To make life easier, the components should communicate through sockets and use distinct hostnames instead of specific IP addresses. Real hostnames are preferred to “localhost” because that moving components becomes a matter of updating DNS entries and running servers do not have to be restarted.
At any given time, it needs to be straight-forward to clone the AMI and retarget the hostnames, allowing the database to run on a different machine than the web server. Likewise, Nginx front-end should be able to run separately from the underlying web server(s). With this design, it even becomes possible to clone the web-servers to different virtual machines so that Nginx can balance server load.

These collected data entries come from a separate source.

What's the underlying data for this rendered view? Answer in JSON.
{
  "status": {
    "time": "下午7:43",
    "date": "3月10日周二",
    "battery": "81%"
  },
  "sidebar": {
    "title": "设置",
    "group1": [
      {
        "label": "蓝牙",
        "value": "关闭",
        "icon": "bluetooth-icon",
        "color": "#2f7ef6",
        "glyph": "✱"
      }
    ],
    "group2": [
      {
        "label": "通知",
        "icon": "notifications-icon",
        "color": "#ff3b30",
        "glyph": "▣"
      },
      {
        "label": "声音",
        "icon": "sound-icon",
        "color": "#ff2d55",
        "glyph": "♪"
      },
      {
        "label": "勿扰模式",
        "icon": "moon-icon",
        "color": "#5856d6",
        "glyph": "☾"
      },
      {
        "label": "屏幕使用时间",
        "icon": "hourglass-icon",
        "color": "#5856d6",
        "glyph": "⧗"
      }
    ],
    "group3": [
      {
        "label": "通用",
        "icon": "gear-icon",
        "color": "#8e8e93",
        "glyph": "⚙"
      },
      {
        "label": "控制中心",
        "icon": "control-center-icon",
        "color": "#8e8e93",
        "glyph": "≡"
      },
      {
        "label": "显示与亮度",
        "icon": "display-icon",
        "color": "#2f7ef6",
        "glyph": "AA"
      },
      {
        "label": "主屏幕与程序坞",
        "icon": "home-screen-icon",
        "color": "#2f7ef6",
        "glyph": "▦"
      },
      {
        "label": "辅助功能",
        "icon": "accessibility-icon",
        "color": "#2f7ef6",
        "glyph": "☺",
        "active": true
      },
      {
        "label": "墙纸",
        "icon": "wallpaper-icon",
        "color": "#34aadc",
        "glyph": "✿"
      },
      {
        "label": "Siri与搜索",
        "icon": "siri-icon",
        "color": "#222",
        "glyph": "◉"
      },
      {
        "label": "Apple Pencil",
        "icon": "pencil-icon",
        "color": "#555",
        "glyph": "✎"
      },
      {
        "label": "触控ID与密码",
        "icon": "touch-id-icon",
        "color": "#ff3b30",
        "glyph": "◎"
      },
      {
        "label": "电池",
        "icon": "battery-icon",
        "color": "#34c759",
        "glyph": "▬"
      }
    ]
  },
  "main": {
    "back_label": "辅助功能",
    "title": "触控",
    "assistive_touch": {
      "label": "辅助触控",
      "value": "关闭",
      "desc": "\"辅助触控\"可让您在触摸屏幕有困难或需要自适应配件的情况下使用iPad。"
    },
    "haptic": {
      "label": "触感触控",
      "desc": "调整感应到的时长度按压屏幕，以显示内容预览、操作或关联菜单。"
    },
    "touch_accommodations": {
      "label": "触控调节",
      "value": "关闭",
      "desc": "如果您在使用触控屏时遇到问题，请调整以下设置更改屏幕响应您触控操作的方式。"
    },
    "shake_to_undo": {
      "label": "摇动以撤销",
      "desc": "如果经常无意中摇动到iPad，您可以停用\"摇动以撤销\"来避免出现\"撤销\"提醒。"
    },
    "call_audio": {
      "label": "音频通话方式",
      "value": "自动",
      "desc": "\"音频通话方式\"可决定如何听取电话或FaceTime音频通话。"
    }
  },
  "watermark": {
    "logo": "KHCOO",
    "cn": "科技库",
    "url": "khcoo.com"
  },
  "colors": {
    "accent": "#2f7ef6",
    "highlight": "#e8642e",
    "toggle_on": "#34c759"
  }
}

Moving the components to different virtual machines provides a starting-point for scalability. Another advantage of relocatable and clonable components is that failover and recovery become easier to implement.
Working with Databases
At the outset, the choice of database may be driven by employing “the simplest thing that could possibly work”. Later, the data store preference may change in response to load or storage requirements. So, the smart play is to decouple the database from the application and to design for scalability from the outset.
Object Relational Mappers
The purpose of an ORM is two-fold. It serves as a decoupling buffer between application code and the database, and it serves as an adapter between two different styles of database access.
A key architectural consideration is how to decouple data store from the application. Without an early, firm decision to maintain decoupling, it is common for database logic to permeate an application. This makes it difficult to change the database schema or to change the database engine (for example switching from SQLite to MySQL).